‘HOME LIFE DATA’ AND CHILDREN’S PRIVACY
Report submitted together with a response to ICO Call for Evidence for Age Appropriate Design Code, 18th September
A report by Dr Veronica Barassi, Department of Media, Communications and Cultural Studies, Goldsmiths University of London/ Principal Investigator on Child | Data | Citizen Project, Funded by the British Academy http://childdatacitizen.com)

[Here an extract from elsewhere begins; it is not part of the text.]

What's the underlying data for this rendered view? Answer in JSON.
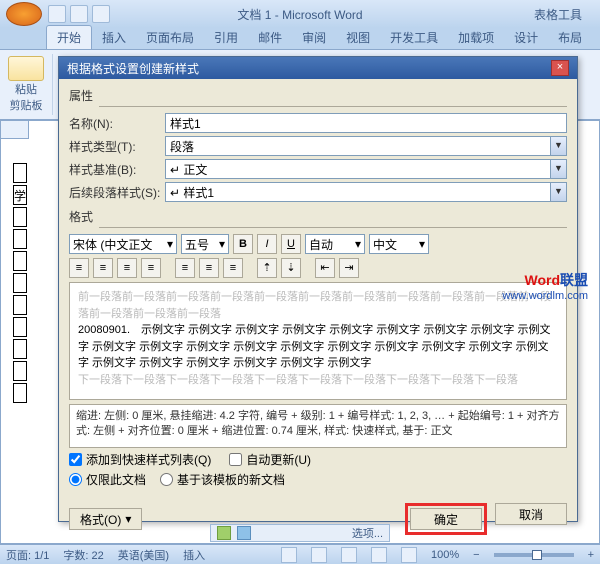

Co-signed by Gus Hosein, Executive Director, Privacy International Supported by Jeff Chester, Executive Director, Center for Digital Democracy
The development and domestication of AI – together with the extension of smart technologies – is rapidly transforming our homes. Powerful new applications and business models are emerging that pose a threat to the privacy of children and their families. Home automation is becoming a rapidly expanding market. A report published in January 2017 by Juniper Research – that specializes in identifying and appraising new high growth market sectors within the digital economy – estimated that smart home hardware and service, which include entertainment, automation, healthcare and connected devices is set to drive revenues from $83 billion in 2017 to $195 billion by 2021. They also estimated that the ‘big four’ (Alphabet/Google, Amazon, Apple and Samsung) companies – which at present dominate the smart home market – will further solidify their position, with Amazon securing a leading role (Juniper, 2017). Home Hubs threaten to further socialise kids to divulge their data, which is one reason design code in the home must create safeguards across all ages. By introducing the concept of home life data (Barassi, 2018), in this report we wish to draw attention to the fact that the data that is being collected by home hub technologies is not only personal (individual) data but it is household, family and highly-contextual data. Understanding the complexity of home life data makes us appreciate the fact that children’s data is too often intertwined with adult profiles. We believe that the ICO should include home automation and home life data in the list of areas to take into consideration when developing age appropriate code.